Читаем Крылатый пленник полностью

Но медлительный рейс шёл на редкость благополучно и, оставив позади Брянск, Рославль и Рябцево, поезд невредимым добрался до Смоленска. Многострадальный город давно жил под игом оккупантов, немцы чувствовали себя здесь «дома», располагались солидно и капитально. Мощные укрепления, за которыми надеялись прочно отсидеться фашисты, были заметны даже с поезда.

Со станции группу привели в концентрационный лагерь, где каждый барак окружала проволочная зона. В одну из таких барачных зон, именовавшуюся пересыльной, втолкнули пленных лётчиков. Уже через несколько часов пребывания в этом лагере лётчики поняли, что для них начинаются новые, доселе незнакомые им условия неволи, и что здесь предстоит иметь дело не с одними патриотами, но и с врагами и предателями народа.

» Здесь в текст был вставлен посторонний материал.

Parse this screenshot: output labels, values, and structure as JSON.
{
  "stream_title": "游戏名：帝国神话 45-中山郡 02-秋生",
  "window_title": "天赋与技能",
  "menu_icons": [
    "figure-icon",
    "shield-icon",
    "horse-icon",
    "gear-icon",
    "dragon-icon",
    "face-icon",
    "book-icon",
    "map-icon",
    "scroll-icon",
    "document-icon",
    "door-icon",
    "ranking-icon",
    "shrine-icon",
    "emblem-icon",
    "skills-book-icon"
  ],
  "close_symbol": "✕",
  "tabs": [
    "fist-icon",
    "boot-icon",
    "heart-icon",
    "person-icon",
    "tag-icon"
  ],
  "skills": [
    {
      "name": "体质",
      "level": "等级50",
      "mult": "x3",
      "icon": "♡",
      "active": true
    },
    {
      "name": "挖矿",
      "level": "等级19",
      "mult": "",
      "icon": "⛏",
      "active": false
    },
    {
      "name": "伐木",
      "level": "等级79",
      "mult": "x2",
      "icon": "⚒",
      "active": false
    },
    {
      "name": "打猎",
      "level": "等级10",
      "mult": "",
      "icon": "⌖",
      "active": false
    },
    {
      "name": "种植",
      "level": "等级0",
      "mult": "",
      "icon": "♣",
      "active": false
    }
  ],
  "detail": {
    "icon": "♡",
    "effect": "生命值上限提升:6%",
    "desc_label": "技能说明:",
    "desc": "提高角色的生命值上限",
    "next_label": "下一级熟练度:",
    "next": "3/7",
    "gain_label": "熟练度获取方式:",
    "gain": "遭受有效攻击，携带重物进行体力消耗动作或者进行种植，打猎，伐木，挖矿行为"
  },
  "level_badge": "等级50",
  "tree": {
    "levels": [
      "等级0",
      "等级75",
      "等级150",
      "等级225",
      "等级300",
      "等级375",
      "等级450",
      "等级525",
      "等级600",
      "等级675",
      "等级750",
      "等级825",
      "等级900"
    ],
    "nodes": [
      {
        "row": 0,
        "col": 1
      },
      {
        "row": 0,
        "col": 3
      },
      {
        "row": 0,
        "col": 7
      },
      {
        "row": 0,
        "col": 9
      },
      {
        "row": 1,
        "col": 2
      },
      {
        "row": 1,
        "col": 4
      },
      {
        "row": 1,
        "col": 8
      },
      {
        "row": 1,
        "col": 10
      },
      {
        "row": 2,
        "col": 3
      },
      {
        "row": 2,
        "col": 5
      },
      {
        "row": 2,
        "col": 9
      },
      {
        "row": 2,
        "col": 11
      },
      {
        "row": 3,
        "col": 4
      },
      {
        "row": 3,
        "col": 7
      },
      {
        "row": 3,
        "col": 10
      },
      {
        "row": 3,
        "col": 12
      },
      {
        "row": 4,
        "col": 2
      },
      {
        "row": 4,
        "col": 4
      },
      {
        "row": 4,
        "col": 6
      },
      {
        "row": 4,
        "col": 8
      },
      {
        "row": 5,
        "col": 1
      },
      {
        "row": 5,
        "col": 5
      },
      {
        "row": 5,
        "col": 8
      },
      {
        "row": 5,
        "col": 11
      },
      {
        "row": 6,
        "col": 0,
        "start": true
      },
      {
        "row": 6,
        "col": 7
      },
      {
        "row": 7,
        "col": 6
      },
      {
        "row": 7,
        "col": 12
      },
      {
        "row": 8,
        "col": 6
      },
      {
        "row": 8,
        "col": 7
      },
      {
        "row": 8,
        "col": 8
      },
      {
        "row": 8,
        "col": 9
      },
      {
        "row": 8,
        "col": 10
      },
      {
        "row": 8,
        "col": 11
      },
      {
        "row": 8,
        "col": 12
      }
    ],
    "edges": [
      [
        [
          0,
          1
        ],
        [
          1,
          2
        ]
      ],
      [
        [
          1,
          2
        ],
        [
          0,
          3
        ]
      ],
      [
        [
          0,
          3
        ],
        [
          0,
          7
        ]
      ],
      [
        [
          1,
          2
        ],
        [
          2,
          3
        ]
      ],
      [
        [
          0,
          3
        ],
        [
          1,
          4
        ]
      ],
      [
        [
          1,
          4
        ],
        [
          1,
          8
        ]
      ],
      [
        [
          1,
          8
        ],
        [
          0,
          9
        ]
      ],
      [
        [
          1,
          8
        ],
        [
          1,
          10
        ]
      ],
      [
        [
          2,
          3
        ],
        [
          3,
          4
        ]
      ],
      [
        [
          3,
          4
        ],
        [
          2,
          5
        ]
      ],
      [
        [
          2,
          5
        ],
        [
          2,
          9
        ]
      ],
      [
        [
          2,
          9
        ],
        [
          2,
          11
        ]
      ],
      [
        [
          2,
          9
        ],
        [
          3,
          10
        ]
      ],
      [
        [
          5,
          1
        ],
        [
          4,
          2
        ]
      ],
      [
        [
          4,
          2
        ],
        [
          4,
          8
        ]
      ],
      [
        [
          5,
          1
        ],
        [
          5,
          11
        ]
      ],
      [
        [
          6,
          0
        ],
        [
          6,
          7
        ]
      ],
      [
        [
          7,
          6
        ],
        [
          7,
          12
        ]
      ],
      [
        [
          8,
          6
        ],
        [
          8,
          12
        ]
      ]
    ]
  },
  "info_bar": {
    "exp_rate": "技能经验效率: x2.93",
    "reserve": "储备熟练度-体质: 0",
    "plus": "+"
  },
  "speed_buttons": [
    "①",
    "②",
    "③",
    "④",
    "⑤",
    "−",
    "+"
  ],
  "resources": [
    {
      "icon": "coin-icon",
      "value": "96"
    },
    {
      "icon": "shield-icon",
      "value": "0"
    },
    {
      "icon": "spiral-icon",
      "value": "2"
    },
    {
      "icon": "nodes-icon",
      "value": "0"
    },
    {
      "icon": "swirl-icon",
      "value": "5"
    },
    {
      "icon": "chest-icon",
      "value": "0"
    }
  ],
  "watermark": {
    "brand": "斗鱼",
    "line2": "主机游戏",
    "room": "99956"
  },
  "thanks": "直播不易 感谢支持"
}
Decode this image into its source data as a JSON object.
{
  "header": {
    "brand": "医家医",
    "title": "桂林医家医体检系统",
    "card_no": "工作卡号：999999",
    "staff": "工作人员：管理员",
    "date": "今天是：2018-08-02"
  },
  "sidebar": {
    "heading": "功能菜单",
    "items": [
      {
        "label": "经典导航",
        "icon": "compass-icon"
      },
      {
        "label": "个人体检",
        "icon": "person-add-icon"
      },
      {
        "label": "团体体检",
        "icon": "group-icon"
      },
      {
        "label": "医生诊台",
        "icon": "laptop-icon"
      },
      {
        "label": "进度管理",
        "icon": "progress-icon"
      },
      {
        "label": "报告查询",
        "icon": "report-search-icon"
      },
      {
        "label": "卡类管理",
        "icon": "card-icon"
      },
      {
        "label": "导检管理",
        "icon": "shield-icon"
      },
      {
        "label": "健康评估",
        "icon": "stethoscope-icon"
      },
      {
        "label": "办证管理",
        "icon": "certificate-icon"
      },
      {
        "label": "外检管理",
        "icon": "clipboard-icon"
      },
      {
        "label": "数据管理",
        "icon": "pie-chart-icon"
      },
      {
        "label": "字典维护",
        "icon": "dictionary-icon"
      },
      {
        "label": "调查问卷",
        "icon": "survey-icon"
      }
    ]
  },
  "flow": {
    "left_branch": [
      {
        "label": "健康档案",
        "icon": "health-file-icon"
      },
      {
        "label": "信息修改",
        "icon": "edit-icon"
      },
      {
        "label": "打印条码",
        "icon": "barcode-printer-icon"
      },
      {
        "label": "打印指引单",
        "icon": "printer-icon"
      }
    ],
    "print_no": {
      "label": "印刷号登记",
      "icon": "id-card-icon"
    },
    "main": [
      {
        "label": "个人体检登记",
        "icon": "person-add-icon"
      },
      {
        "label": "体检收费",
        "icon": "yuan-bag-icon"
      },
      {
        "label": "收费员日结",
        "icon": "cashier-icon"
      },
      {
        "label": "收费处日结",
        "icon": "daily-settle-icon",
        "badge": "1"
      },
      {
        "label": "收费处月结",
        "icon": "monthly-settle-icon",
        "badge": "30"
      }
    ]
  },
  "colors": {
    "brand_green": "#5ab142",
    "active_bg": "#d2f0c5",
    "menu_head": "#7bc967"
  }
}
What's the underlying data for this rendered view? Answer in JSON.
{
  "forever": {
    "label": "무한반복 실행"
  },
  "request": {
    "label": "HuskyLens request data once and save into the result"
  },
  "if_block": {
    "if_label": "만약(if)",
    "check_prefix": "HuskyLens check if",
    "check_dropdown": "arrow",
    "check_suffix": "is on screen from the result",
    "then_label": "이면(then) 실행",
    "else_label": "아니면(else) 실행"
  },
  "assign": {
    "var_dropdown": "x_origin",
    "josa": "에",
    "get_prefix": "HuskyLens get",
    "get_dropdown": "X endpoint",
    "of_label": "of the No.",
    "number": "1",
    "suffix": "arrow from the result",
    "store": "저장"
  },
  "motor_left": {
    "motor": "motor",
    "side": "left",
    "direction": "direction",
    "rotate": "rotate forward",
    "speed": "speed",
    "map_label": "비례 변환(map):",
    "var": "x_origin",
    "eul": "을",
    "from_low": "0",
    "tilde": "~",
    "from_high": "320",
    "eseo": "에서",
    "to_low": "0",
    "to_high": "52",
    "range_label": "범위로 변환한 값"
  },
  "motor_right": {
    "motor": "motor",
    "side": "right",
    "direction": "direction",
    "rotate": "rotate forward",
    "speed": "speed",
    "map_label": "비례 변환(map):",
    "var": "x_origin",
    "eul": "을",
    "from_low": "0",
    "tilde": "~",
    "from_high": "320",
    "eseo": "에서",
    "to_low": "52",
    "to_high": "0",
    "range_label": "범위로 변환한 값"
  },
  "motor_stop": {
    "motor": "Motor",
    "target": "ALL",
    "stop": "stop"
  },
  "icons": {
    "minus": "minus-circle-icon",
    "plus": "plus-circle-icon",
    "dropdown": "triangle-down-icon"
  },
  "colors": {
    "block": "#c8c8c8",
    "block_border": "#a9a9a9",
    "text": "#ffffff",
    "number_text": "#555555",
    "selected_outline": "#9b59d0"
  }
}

Их было немного, всего десятки среди сотен и тысяч настоящих советских людей, томящихся в плену, но именно этим грязным элементам немецкая администрация давала практически всю полноту власти над остальными пленниками. Эта власть воплощалась не в княжеском жезле, скипетре и короне, а в… разливательной ложке, в черпаке!

И черпак баландёра[37] давал его обладателю такую власть над контингентом измученных голодом людей, о какой не мечтали феодальные обладатели скипетров!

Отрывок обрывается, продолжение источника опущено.